La vida después cuenta una historia que no me creo. Una historia que me aburre y que es como si la autora me la estuviese metiendo con cuchara a lo largo de las casi cuatrocientas páginas. La protagonista es cargante, arrogante y maleducada, aunque Rivera de la Cruz intente dibujarla como una estrella de la vida moderna. Como una “encantadora de serpientes”, como la mujer de 90-60-90 que todos admiran, veneran y endiosan únicamente porque su físico decoroso en las fiestas.
Los escenarios por los que nos llevan es otra muestra de la pedantería de un libro que es una especie de “querer y no poder”: el Manhattan de Sexo en Nueva York, el París del pret-à-porter y el Madrid de la falsa intelectualidad. Una mezcla bastante complicada y que sólo podría salir bien si la novela la publicas en SM, colección El barco de vapor.
La vida después se supone que quiere ser una reflexión sobre si la amistad pura entre un hombre y una mujer es posible. La tesis que mantiene la autora es que sí, aunque si mi novio tuviese una amiga como la protagonista haría todo lo posible porque no apareciese por su fiesta de cumpleaños. Y ahí es donde viene la inverosimilitud: ella, tan inteligente, tan viajada y tan leída, no se explica porqué para el resto del mundo es como la menstruación, que siempre aparece en el momento más inoportuno. Aunque, en este caso, el “resto del mundo” también deja mucho que desear.
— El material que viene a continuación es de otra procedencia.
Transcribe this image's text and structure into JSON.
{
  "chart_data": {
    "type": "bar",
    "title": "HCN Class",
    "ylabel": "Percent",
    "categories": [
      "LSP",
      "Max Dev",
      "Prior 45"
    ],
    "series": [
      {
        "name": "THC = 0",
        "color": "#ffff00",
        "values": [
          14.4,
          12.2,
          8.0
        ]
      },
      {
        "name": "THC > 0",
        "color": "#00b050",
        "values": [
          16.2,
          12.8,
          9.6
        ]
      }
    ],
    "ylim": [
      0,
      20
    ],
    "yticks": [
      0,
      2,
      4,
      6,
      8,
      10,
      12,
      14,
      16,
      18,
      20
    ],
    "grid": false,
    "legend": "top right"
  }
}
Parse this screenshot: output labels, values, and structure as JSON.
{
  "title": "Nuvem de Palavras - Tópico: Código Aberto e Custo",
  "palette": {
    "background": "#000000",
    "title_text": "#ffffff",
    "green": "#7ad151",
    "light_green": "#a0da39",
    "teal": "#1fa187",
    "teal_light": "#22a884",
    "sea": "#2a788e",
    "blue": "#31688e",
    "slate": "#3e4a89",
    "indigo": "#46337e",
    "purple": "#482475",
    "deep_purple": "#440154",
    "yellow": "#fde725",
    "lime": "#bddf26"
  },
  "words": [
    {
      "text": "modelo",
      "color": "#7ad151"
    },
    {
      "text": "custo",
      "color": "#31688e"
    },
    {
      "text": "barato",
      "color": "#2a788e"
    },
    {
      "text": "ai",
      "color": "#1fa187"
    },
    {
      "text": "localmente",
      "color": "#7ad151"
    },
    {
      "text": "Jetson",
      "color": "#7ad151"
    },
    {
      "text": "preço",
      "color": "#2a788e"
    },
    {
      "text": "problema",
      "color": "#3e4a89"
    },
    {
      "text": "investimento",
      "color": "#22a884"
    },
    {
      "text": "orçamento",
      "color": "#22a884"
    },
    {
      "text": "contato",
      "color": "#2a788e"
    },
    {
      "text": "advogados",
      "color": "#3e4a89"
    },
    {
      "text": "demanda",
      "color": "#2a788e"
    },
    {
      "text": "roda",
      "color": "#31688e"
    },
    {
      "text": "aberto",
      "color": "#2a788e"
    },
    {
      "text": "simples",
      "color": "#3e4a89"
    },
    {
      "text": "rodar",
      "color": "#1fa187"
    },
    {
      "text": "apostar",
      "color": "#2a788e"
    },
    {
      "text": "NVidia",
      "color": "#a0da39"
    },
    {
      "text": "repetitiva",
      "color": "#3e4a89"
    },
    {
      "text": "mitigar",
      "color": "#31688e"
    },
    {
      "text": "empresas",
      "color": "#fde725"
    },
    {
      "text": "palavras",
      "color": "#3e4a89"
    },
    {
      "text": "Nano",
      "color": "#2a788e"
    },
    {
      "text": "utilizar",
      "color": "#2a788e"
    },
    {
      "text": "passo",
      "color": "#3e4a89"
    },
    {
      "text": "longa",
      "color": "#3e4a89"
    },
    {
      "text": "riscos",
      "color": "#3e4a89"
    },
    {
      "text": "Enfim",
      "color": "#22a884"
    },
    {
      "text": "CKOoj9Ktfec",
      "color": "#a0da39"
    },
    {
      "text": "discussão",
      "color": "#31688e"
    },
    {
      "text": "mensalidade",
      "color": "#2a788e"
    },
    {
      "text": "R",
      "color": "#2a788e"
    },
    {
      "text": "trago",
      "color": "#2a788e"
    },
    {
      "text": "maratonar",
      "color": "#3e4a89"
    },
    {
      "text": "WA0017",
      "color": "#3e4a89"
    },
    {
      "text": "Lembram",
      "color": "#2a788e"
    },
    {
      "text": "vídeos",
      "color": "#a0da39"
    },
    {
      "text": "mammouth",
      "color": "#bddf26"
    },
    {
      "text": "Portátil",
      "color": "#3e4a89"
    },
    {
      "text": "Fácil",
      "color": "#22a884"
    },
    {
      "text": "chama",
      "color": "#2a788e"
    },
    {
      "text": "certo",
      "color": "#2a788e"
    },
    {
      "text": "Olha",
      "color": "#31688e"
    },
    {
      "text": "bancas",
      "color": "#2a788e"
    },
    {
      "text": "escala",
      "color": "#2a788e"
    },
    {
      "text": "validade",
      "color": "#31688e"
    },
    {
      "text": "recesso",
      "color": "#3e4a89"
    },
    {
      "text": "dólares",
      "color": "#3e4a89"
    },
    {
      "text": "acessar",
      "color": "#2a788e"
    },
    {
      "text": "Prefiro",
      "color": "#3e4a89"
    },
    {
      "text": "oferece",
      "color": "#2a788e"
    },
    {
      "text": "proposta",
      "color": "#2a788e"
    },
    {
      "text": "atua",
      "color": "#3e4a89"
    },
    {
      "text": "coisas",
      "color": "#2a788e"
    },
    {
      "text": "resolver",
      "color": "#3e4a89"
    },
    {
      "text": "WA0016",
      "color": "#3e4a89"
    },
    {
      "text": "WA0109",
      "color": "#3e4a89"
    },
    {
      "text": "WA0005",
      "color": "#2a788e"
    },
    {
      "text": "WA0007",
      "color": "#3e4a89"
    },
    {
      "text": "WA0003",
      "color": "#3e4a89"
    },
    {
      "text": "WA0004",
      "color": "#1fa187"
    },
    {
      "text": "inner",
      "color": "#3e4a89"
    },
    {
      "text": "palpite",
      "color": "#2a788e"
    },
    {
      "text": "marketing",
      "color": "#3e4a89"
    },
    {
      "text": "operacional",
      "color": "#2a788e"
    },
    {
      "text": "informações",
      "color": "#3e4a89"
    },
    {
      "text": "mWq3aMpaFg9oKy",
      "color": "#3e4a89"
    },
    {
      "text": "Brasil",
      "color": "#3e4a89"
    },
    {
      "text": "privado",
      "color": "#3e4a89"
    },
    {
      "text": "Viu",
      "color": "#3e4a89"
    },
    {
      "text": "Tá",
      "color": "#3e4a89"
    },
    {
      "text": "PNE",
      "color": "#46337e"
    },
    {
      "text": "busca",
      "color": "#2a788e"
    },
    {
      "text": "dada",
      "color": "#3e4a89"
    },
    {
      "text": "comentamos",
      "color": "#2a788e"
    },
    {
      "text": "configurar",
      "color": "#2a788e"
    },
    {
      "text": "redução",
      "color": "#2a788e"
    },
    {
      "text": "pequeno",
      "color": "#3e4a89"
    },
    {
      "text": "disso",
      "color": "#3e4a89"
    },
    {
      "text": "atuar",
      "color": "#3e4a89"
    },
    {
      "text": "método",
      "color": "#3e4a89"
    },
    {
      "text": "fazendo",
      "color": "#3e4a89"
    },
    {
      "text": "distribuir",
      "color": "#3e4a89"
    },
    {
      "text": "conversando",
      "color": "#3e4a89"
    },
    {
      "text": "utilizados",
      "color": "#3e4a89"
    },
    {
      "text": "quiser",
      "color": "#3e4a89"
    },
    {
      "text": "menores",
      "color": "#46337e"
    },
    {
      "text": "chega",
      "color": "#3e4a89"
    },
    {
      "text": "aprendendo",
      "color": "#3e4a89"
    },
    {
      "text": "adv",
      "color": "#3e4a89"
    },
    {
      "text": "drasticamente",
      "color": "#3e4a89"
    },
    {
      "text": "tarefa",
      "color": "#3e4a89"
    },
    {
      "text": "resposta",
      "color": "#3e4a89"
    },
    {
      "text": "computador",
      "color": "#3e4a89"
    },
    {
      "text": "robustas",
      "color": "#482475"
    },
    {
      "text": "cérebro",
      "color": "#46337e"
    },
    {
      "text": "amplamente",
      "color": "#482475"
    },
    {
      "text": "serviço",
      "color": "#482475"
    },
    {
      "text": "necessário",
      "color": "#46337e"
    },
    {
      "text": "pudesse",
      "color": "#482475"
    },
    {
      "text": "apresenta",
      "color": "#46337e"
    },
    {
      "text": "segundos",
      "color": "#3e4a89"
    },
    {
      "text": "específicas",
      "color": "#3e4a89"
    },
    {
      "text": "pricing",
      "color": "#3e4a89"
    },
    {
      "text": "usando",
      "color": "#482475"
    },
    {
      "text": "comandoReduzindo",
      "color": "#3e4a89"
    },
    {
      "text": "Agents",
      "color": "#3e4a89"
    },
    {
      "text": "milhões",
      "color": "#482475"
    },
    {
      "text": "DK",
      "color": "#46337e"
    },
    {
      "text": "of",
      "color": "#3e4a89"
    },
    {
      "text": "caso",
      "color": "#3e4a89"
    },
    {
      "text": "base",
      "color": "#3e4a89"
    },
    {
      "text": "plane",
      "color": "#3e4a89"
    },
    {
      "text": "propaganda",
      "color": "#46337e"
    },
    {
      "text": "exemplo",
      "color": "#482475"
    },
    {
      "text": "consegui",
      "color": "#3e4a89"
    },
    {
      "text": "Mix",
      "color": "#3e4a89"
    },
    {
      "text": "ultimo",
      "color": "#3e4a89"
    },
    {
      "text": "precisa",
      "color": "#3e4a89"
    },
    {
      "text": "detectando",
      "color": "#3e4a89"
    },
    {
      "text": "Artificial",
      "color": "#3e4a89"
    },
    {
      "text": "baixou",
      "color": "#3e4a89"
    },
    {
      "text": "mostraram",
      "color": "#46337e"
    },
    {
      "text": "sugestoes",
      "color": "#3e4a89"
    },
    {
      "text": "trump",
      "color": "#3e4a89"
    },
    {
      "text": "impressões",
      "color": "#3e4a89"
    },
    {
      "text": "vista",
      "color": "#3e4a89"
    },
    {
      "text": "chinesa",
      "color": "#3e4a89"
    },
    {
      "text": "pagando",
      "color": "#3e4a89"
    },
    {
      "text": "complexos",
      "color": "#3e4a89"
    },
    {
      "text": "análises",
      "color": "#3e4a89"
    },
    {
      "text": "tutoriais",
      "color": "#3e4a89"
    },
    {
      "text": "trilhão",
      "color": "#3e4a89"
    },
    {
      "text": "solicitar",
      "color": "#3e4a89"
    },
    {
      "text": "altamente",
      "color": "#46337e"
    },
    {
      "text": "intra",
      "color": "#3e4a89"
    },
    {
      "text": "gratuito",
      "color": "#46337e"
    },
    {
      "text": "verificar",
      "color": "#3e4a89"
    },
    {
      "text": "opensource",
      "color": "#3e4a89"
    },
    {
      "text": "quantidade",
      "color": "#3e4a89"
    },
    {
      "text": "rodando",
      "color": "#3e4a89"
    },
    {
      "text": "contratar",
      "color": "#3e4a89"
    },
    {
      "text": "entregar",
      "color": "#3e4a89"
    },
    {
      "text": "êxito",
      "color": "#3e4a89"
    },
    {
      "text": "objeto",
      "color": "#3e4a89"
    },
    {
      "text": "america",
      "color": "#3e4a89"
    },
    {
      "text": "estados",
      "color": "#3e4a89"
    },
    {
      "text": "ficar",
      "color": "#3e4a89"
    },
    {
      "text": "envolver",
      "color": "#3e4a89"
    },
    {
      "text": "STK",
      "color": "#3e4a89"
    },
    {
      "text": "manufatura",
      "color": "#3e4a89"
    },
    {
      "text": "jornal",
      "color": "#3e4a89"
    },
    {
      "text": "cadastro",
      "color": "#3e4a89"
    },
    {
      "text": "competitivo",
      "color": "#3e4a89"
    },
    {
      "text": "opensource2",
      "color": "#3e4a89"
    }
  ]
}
Marta Rivera de la Cruz ganó el Ateneo Joven de Sevilla. Un certamen que, viendo la lista de premiados, lleva generándome serias dudas últimamente. También fue finalista del Planeta en el 2006 con En tiempo de prodigios. No he leído nada más suyo y creo que no lo leeré. Pasar de 1Q84 a La vida después es como que te den una buena patada en el estómago pillándote desprevenido. Así que si no queréis perder el tiempo, no seáis tan tontos como yo y ni se os pase por la cabeza hacer deducciones por métodos analíticos. No sé si el chick-lit está de capa caída o no pero, desde luego, La vida después es un libro que embrutece una biblioteca.